2000.1.26
 
不審機警戒 24時間態勢
萩市見島の空自第17警戒群
 
隊員170人 日常は病人搬送も

Photo
朝鮮半島と向き合う萩市見島のレーダーサイト。基地内からの撮影は許可されなかった
 萩港から四十五キロの日本海に浮かぶ萩市の見島。高速船が島に近づくと、白いドームが次第に大きくなってきた。航空自衛隊の誇るバッジ・システム(自動警戒管制組織)を構成する、二十八カ所のレーダーサイトの一つ。天然記念物・見島牛で知られるのどかな島のもう一つの顔である。

 朝鮮半島からは二百キロ足らず。不審機などに二十四時間、警戒の目を光らせる安保最前線の「国境の基地」だ。通常の基地とは違い、取材許可が出るまで一カ月近くかかった。

そびえるアンテナ

 正式には第一七警戒群。島の西側、標高百八十メートルの丘陵を占め、敷地十一万平方メートル。米軍のレーダー施設を一九六〇年に引き継いだ施設で、他基地や航空機と交信するアンテナ群もそびえる。

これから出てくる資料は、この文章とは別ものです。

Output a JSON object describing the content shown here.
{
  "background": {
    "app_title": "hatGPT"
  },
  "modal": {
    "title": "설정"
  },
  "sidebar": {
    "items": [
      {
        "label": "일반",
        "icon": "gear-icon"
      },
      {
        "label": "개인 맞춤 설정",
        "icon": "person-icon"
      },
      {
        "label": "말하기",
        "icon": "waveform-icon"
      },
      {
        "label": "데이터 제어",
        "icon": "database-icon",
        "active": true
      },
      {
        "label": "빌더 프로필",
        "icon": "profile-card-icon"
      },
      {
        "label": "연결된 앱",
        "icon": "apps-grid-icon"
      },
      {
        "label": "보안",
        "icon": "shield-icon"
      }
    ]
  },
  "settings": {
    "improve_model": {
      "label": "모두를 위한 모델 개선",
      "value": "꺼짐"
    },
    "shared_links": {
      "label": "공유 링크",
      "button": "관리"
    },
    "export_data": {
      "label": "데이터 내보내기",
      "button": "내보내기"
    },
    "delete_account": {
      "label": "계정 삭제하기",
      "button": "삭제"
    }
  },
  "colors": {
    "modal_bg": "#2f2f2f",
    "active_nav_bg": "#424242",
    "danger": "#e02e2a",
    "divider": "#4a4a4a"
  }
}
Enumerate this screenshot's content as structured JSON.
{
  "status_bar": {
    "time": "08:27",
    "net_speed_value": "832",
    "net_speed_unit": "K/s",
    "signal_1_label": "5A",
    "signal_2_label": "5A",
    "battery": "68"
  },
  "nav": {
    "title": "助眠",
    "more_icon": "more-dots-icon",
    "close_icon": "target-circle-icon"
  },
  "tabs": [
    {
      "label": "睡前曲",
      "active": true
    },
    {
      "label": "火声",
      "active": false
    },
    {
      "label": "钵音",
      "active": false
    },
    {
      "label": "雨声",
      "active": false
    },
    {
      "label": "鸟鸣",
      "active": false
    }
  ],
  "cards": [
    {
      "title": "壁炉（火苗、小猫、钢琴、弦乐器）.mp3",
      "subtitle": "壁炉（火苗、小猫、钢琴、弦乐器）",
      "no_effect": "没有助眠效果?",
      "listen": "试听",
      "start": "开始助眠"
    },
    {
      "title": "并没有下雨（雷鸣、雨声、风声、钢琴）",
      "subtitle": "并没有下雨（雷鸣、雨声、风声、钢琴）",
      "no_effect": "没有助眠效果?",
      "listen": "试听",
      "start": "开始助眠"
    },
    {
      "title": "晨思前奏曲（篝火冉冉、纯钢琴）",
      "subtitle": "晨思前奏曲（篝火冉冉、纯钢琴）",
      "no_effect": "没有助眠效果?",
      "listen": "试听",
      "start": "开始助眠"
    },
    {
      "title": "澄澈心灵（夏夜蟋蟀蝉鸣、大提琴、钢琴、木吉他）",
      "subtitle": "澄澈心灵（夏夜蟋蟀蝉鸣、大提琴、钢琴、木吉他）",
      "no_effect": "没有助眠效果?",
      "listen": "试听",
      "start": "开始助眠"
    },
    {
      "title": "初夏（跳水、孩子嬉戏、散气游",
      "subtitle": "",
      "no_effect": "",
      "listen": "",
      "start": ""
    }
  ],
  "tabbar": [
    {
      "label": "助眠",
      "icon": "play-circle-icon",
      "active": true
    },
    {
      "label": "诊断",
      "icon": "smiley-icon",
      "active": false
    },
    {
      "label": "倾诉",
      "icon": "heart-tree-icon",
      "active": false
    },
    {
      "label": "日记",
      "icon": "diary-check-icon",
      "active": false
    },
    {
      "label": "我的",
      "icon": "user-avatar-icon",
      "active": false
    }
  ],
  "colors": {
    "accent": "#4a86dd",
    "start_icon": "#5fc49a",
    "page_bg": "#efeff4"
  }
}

 「新ガイドラインになろうと、任務に変わりない。離島の厳しい勤務だが、最前線としてのやりがいはある」。百七十人の隊員を束ねる司令の本木宏明二等空佐(52)は強調した。

 担当空域をかすめる機影をとらえ、不審機の領空侵犯の可能性があれば、空自機のスクランブル発信へつなげる―。昼夜を問わずレーダーをにらむ「監視管制隊」は二十五人だけ。その六倍近い隊員が機器のメンテナンス、給食、警備などで支えている。

 朝鮮半島有事も想定される中で、本木司令は基地の置かれた位置をこう表現する。

 「旧ソ連機へのスクランブルがしょっちゅうだったころの方が、もっと緊迫感があった。旧式が多い北朝鮮の戦闘機は、さほど恐れていない。むしろ潜水艦などで近づかれ、この基地がゲリラ的な攻撃を受ける可能性もある。それを防御するための体制づくりを急がなければいけない」

米軍の特殊機器も

 レーダーサイト内部の取材は最初から許可されなかった。「サイトの形状が敵に知られるとまずい」と、外からカメラを向けるのも止められた。やむなく基地外から撮影した。

 島には米軍の「軍事機密」の機器があることも知った。味方機に電波で指示を出す特殊なシステムだという。「勝手に修理できない。メンテナンスだけでなく、機密保持が徹底されているかどうかも米軍が点検に来る」と本木司令。取材に訪れた前日が、横田基地のスタッフによる年に一度の点検日だった。

 ただ、隊員たちの島の生活はのどかだ。八割近くが独身か単身赴任だが、釣り以外は娯楽もない。

 「休日はインターネットをするか、体を動かすぐらい」。二年前からレーダーのメンテナンスを担当する電子小隊長の貞島久嗣二等空尉(26)は笑う。独身者の島での勤務は五、六年。女性と知り合う機会はほとんどなく、若い隊員たちの間では決して「人気職場」とはいかないようだ。

新年度の縮小対象

 隊員が任務への手ごたえを感じられるのが住民への貢献である。「災害出動」として基地のヘリポートから急病人やけが人を年十回前後は本土に運んでいる。人口千三百人ほどの離島で自衛隊はなくてはならない存在だ。

 防衛庁は新年度、レーダーサイト二十八カ所のうち二十カ所を、より規模の小さい「警戒隊」に改組する方針を決めている。見島もその一つだが、具体的にどう縮小されるのかは明らかにされていない。